Each result of the division is rounded to the nearest integer greater than or equal to that element. (For example: 7/3 = 3 and 10/2 = 5).
The test cases are generated so that there will be an answer.
Example
Example 1:
Input: nums = [1,2,5,9], threshold = 6
Output: 5
Explanation: We can get a sum to 17 (1+2+5+9) if the divisor is 1.
If the divisor is 4 we can get a sum of 7 (1+1+2+3) and if the divisor is 5 the sum will be 5 (1+1+1+2).
Example 2:
Input: nums = [44,22,33,11,1], threshold = 5
Output: 44
Approach
The problem is an example of a type of problem where we find what is the max/min that something can be done.
First, we look for whether the problem is requiring to find the maximum or minimum, and also whether the maximum or minimum would give the first possible or impossible value. For this problem, we are looking for the minimum value that satisfies the given requirements.

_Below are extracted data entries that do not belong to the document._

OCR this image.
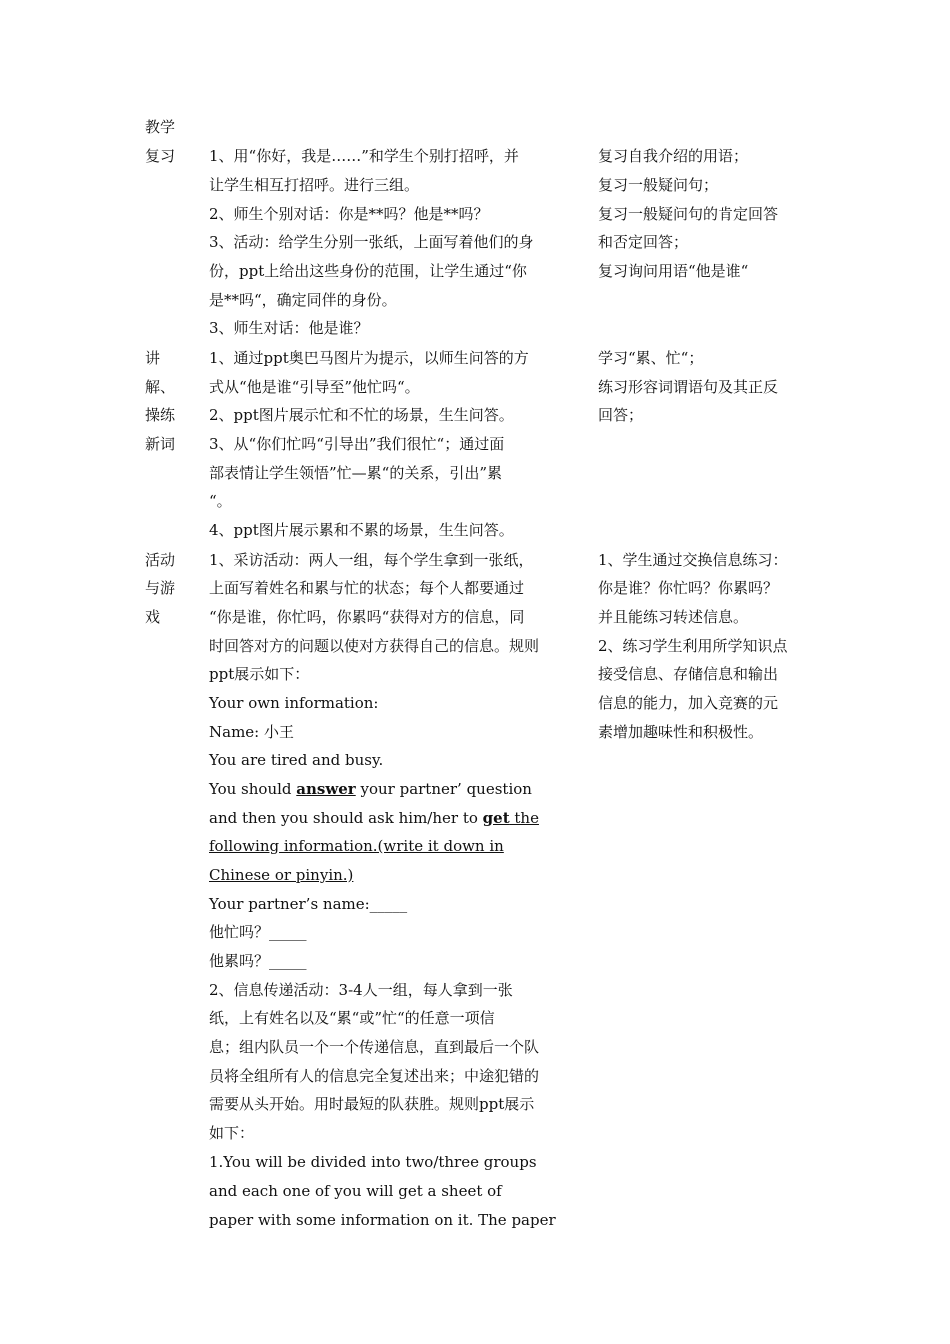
教学
复习	1、用“你好，我是……”和学生个别打招呼，并
让学生相互打招呼。进行三组。
2、师生个别对话：你是**吗？他是**吗？
3、活动：给学生分别一张纸，上面写着他们的身
份，ppt上给出这些身份的范围，让学生通过“你
是**吗“，确定同伴的身份。
3、师生对话：他是谁？
复习自我介绍的用语；
复习一般疑问句；
复习一般疑问句的肯定回答
和否定回答；
复习询问用语“他是谁“
讲
解、
操练
新词
1、通过ppt奥巴马图片为提示，以师生问答的方
式从“他是谁“引导至”他忙吗“。
2、ppt图片展示忙和不忙的场景，生生问答。
3、从“你们忙吗“引导出”我们很忙“；通过面
部表情让学生领悟”忙—累“的关系，引出”累
“。
4、ppt图片展示累和不累的场景，生生问答。
学习“累、忙“；
练习形容词谓语句及其正反
回答；
活动
与游
戏
1、采访活动：两人一组，每个学生拿到一张纸，
上面写着姓名和累与忙的状态；每个人都要通过
“你是谁，你忙吗，你累吗“获得对方的信息，同
时回答对方的问题以使对方获得自己的信息。规则
ppt展示如下：
Your own information:
Name: 小王
You are tired and busy.
You should answer your partner’ question
and then you should ask him/her to get the
following information.(write it down in
Chinese or pinyin.)
Your partner’s name:_____
他忙吗？_____
他累吗？_____
2、信息传递活动：3-4人一组，每人拿到一张
纸，上有姓名以及“累“或”忙“的任意一项信
息；组内队员一个一个传递信息，直到最后一个队
员将全组所有人的信息完全复述出来；中途犯错的
需要从头开始。用时最短的队获胜。规则ppt展示
如下：
1.You will be divided into two/three groups
and each one of you will get a sheet of
paper with some information on it. The paper
1、学生通过交换信息练习：
你是谁？你忙吗？你累吗？
并且能练习转述信息。
2、练习学生利用所学知识点
接受信息、存储信息和输出
信息的能力，加入竞赛的元
素增加趣味性和积极性。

Therefore, we can search from the minimum value (1), all the way to the maximum value (the maximum value in the given array), using binary search. For the dividing and adding part, I used a helper function to clean up my code.
For each possible value, we will update answer and hence return the answer when the loop has terminated, providing us the minimum value that satisfies the given threshold.
Solution
def calc(nums, div):
total = 0
for num in nums:
#print(num, div, float(num) / div)
n = float(num) / div
total += math.ceil(n)
return total
class Solution(object):
def smallestDivisor(self, nums, threshold):
left = 1
right = max(nums)
ans = -1
while left <= right:
mid = left + (right - left) / 2
if calc(nums, mid) > threshold:
left = mid + 1
else:
ans = mid
right = mid - 1
return ans